CRL maintains that exposure of metadata at the issue level should be considered by libraries a basic prerequisite of transparency and thus trustworthiness in commercial databases. CRL will prevail upon the other major national site-licensing consortia, such as JISC (UK), the Deutsche Forschungsgemeinschaft (DFG, Germany), and CRKN (Canada) to help us convince publishers that making their metadata harvestable by CRL or submitting it to ICON is in their best interest.
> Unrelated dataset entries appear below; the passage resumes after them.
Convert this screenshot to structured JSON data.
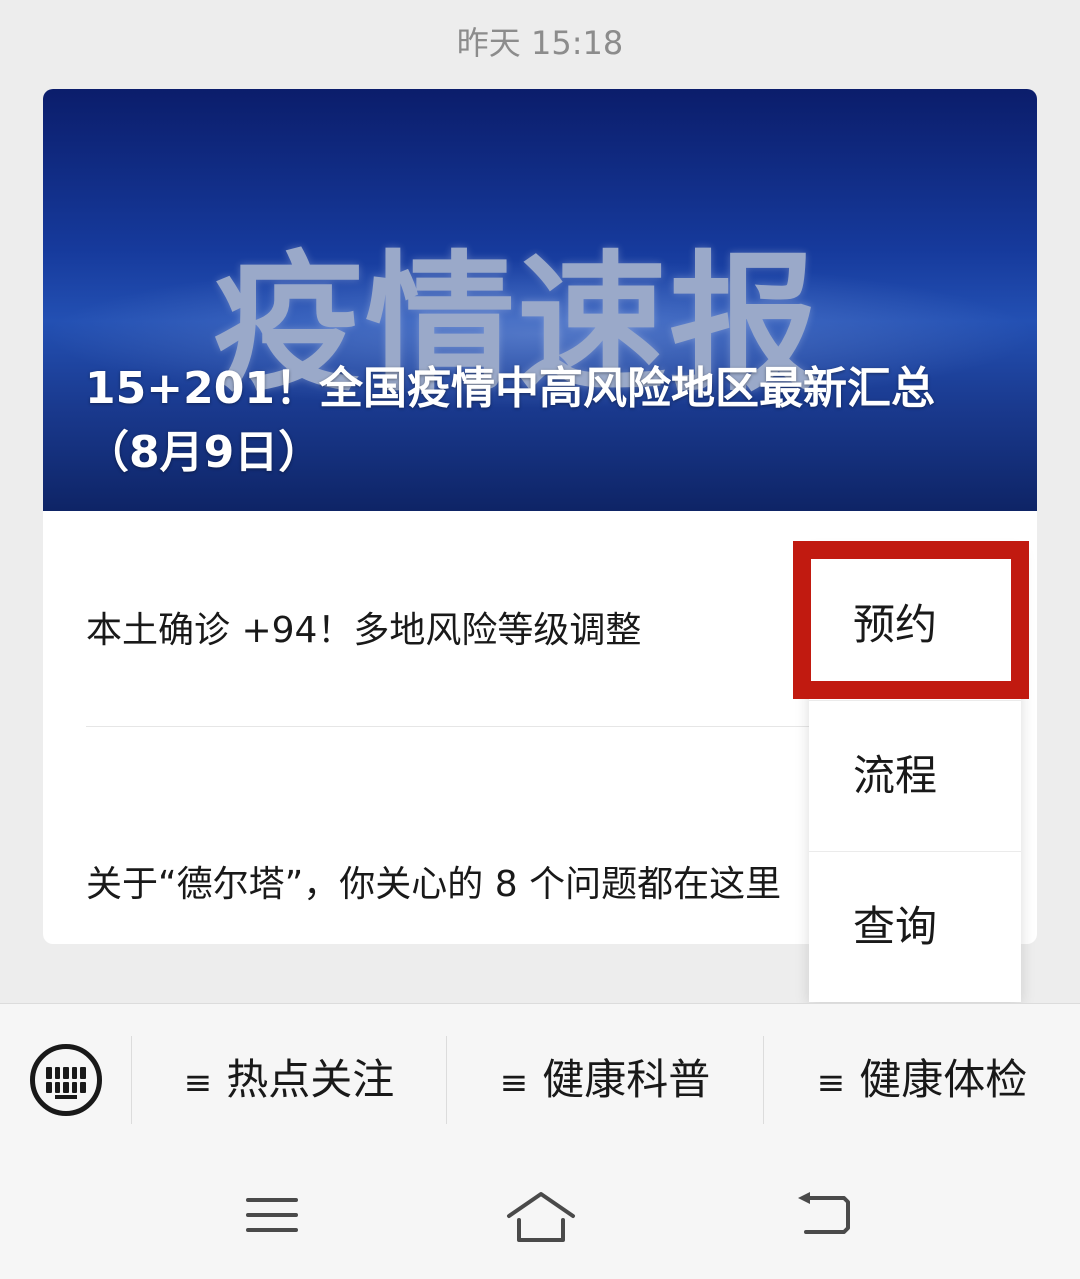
{
  "chat": {
    "timestamp": "昨天 15:18"
  },
  "article_card": {
    "cover_text": "疫情速报",
    "headline": "15+201！全国疫情中高风险地区最新汇总（8月9日）",
    "items": [
      {
        "title": "本土确诊 +94！多地风险等级调整"
      },
      {
        "title": "关于“德尔塔”，你关心的 8 个问题都在这里"
      }
    ]
  },
  "submenu": {
    "items": [
      {
        "label": "预约",
        "highlighted": true
      },
      {
        "label": "流程"
      },
      {
        "label": "查询"
      }
    ],
    "highlight_color": "#c11a10"
  },
  "menubar": {
    "keyboard_icon": "keyboard-icon",
    "items": [
      {
        "label": "热点关注"
      },
      {
        "label": "健康科普"
      },
      {
        "label": "健康体检"
      }
    ]
  },
  "navbar": {
    "icons": [
      "menu-icon",
      "home-icon",
      "back-icon"
    ]
  }
}
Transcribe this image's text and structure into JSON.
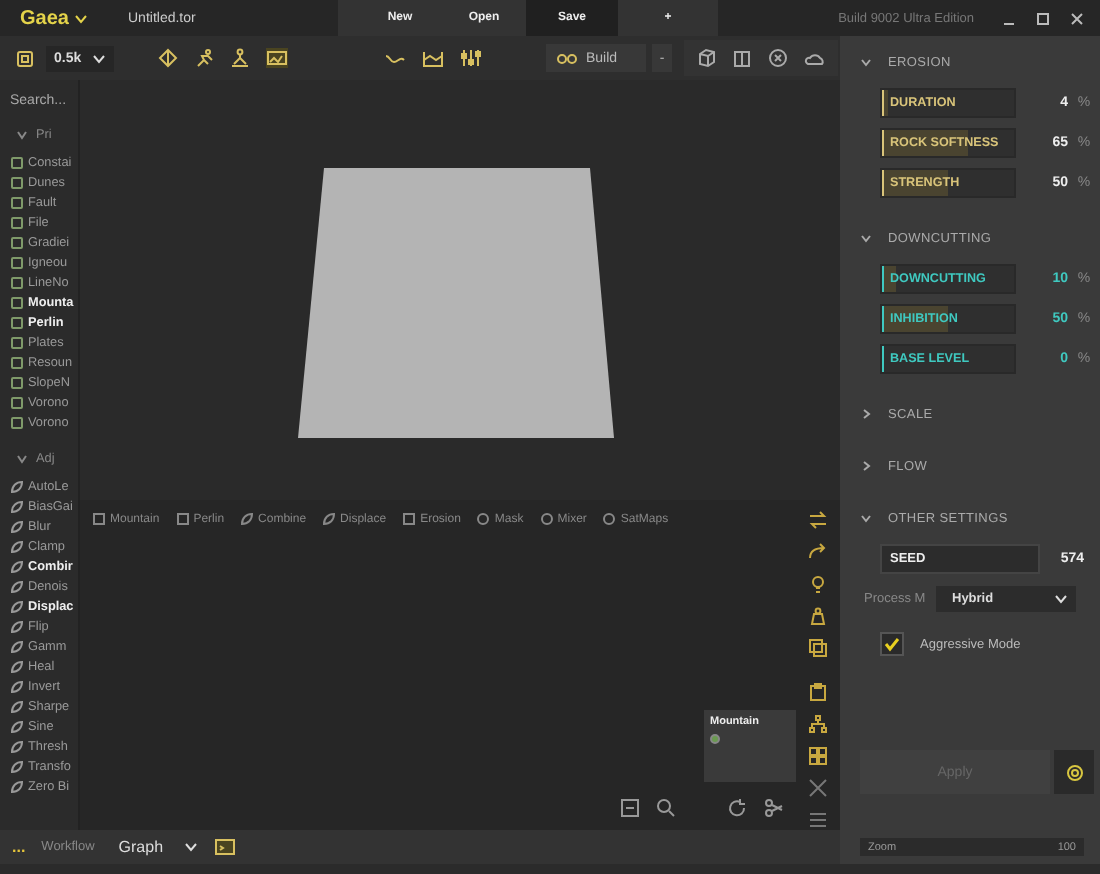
{
  "app": {
    "logo": "Gaea",
    "file": "Untitled.tor",
    "actions": [
      "New",
      "Open",
      "Save"
    ],
    "add": "+",
    "build_info": "Build 9002 Ultra Edition"
  },
  "toolbar": {
    "resolution": "0.5k",
    "build": "Build",
    "minus": "-"
  },
  "sidebar": {
    "search_placeholder": "Search...",
    "groups": [
      {
        "title": "Pri",
        "expanded": true,
        "kind": "primitive",
        "items": [
          {
            "label": "Constai",
            "used": false
          },
          {
            "label": "Dunes",
            "used": false
          },
          {
            "label": "Fault",
            "used": false
          },
          {
            "label": "File",
            "used": false
          },
          {
            "label": "Gradiei",
            "used": false
          },
          {
            "label": "Igneou",
            "used": false
          },
          {
            "label": "LineNo",
            "used": false
          },
          {
            "label": "Mounta",
            "used": true
          },
          {
            "label": "Perlin",
            "used": true
          },
          {
            "label": "Plates",
            "used": false
          },
          {
            "label": "Resoun",
            "used": false
          },
          {
            "label": "SlopeN",
            "used": false
          },
          {
            "label": "Vorono",
            "used": false
          },
          {
            "label": "Vorono",
            "used": false
          }
        ]
      },
      {
        "title": "Adj",
        "expanded": true,
        "kind": "adjust",
        "items": [
          {
            "label": "AutoLe",
            "used": false
          },
          {
            "label": "BiasGai",
            "used": false
          },
          {
            "label": "Blur",
            "used": false
          },
          {
            "label": "Clamp",
            "used": false
          },
          {
            "label": "Combir",
            "used": true
          },
          {
            "label": "Denois",
            "used": false
          },
          {
            "label": "Displac",
            "used": true
          },
          {
            "label": "Flip",
            "used": false
          },
          {
            "label": "Gamm",
            "used": false
          },
          {
            "label": "Heal",
            "used": false
          },
          {
            "label": "Invert",
            "used": false
          },
          {
            "label": "Sharpe",
            "used": false
          },
          {
            "label": "Sine",
            "used": false
          },
          {
            "label": "Thresh",
            "used": false
          },
          {
            "label": "Transfo",
            "used": false
          },
          {
            "label": "Zero Bi",
            "used": false
          }
        ]
      }
    ]
  },
  "node_bar": [
    {
      "label": "Mountain",
      "kind": "square"
    },
    {
      "label": "Perlin",
      "kind": "square"
    },
    {
      "label": "Combine",
      "kind": "leaf"
    },
    {
      "label": "Displace",
      "kind": "leaf"
    },
    {
      "label": "Erosion",
      "kind": "square"
    },
    {
      "label": "Mask",
      "kind": "circle"
    },
    {
      "label": "Mixer",
      "kind": "circle"
    },
    {
      "label": "SatMaps",
      "kind": "circle"
    }
  ],
  "graph": {
    "node": {
      "title": "Mountain"
    }
  },
  "bottom_bar": {
    "more": "...",
    "workflow_label": "Workflow",
    "workflow": "Graph"
  },
  "properties": {
    "sections": [
      {
        "title": "EROSION",
        "expanded": true,
        "fields": [
          {
            "kind": "slider",
            "label": "DURATION",
            "level": 0.04,
            "value": "4",
            "unit": "%",
            "color": "#d9c47a"
          },
          {
            "kind": "slider",
            "label": "ROCK SOFTNESS",
            "level": 0.65,
            "value": "65",
            "unit": "%",
            "color": "#d9c47a"
          },
          {
            "kind": "slider",
            "label": "STRENGTH",
            "level": 0.5,
            "value": "50",
            "unit": "%",
            "color": "#d9c47a"
          }
        ]
      },
      {
        "title": "DOWNCUTTING",
        "expanded": true,
        "fields": [
          {
            "kind": "slider",
            "label": "DOWNCUTTING",
            "level": 0.1,
            "value": "10",
            "unit": "%",
            "color": "#3fc9c0"
          },
          {
            "kind": "slider",
            "label": "INHIBITION",
            "level": 0.5,
            "value": "50",
            "unit": "%",
            "color": "#3fc9c0"
          },
          {
            "kind": "slider",
            "label": "BASE LEVEL",
            "level": 0,
            "value": "0",
            "unit": "%",
            "color": "#3fc9c0"
          }
        ]
      },
      {
        "title": "SCALE",
        "expanded": false
      },
      {
        "title": "FLOW",
        "expanded": false
      },
      {
        "title": "OTHER SETTINGS",
        "expanded": true,
        "fields": [
          {
            "kind": "number",
            "label": "SEED",
            "value": "574"
          },
          {
            "kind": "select",
            "label": "Process M",
            "value": "Hybrid"
          },
          {
            "kind": "checkbox",
            "label": "Aggressive Mode",
            "checked": true
          }
        ]
      }
    ],
    "apply": {
      "label": "Apply",
      "disabled": true
    },
    "zoom": {
      "label": "Zoom",
      "value": "100"
    }
  }
}
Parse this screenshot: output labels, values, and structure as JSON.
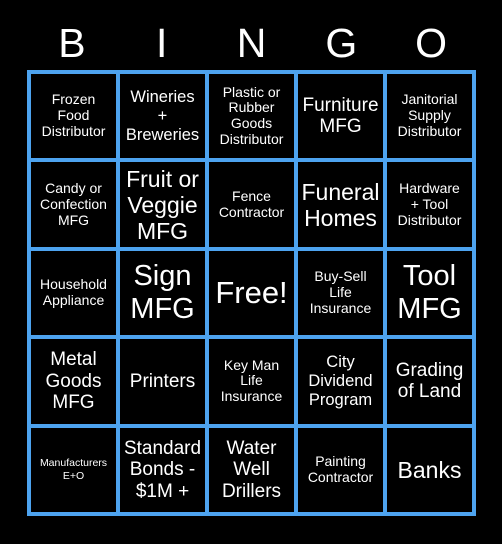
{
  "header": {
    "letters": [
      "B",
      "I",
      "N",
      "G",
      "O"
    ]
  },
  "grid": {
    "rows": 5,
    "columns": 5,
    "border_color": "#4da3ef",
    "cell_background": "#000000",
    "text_color": "#ffffff",
    "cells": [
      {
        "text": "Frozen\nFood\nDistributor",
        "size": "sm"
      },
      {
        "text": "Wineries\n+\nBreweries",
        "size": "md"
      },
      {
        "text": "Plastic or\nRubber\nGoods\nDistributor",
        "size": "sm"
      },
      {
        "text": "Furniture\nMFG",
        "size": "lg"
      },
      {
        "text": "Janitorial\nSupply\nDistributor",
        "size": "sm"
      },
      {
        "text": "Candy or\nConfection\nMFG",
        "size": "sm"
      },
      {
        "text": "Fruit or\nVeggie\nMFG",
        "size": "xl"
      },
      {
        "text": "Fence\nContractor",
        "size": "sm"
      },
      {
        "text": "Funeral\nHomes",
        "size": "xl"
      },
      {
        "text": "Hardware\n+ Tool\nDistributor",
        "size": "sm"
      },
      {
        "text": "Household\nAppliance",
        "size": "sm"
      },
      {
        "text": "Sign\nMFG",
        "size": "xxl"
      },
      {
        "text": "Free!",
        "size": "free"
      },
      {
        "text": "Buy-Sell\nLife\nInsurance",
        "size": "sm"
      },
      {
        "text": "Tool\nMFG",
        "size": "xxl"
      },
      {
        "text": "Metal\nGoods\nMFG",
        "size": "lg"
      },
      {
        "text": "Printers",
        "size": "lg"
      },
      {
        "text": "Key Man\nLife\nInsurance",
        "size": "sm"
      },
      {
        "text": "City\nDividend\nProgram",
        "size": "md"
      },
      {
        "text": "Grading\nof Land",
        "size": "lg"
      },
      {
        "text": "Manufacturers\nE+O",
        "size": "xs"
      },
      {
        "text": "Standard\nBonds -\n$1M +",
        "size": "lg"
      },
      {
        "text": "Water\nWell\nDrillers",
        "size": "lg"
      },
      {
        "text": "Painting\nContractor",
        "size": "sm"
      },
      {
        "text": "Banks",
        "size": "xl"
      }
    ]
  }
}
Toward a Coordinated, Rational Strategy

With support from The Andrew W. Mellon Foundation, CRL will also work with several major US, UK, Canadian, and European organizations to make future newspaper preservation and digitization more systematic and strategic. In early 2015, using ICON data, CRL will conduct a comparative analysis of the coverage of world newspapers by the major digitization efforts to date. That analysis will examine and evaluate the major “trustworthy” databases, and identify significant weaknesses, gaps, and areas of overlap and duplication. The analysis will identify by title and country of origin many newspapers not yet digitized, and of intrinsically high risk (e.g., titles neither digitized, nor micro-formatted, nor widely held; titles historically prone to vandalism or theft; titles published during eras of highly acidic paper, etc.).

The findings of the analysis will then be shared with representatives of the major actors in newspaper digitization: the Library of Congress and the National Endowment for The Humanities, JISC, the Europeana Newspapers partnership, the DFG, interested national libraries, and the major database publishers. The findings will be the basis for deliberations at an international “summit” on newspaper archiving and digitization that CRL will convene in conjunction with the meeting of the IFLA News Media Section, in April 2015. There, representatives of national and academic libraries, consortia, electronic publishers, and others will weigh the findings of the ICON analysis and their implications for further mass digitization of newspapers.

The summit will also be an opportunity to decide on acceptable and achievable norms and protocols for sharing data about newspaper digitization projects; perhaps even create the outlines of a sustainable and mutually advantageous “division of labor” between the commercial publishers, national libraries, and major library consortia on the future digitization of international newspapers.

A common agenda for newspaper digitization and preservation that is rational, strategic, and achievable would create much-needed clarity around the mass-digitization undertaken by libraries and publishers. It would minimize duplication of library and publisher investment, and ultimately optimize the usefulness of news databases for scholars.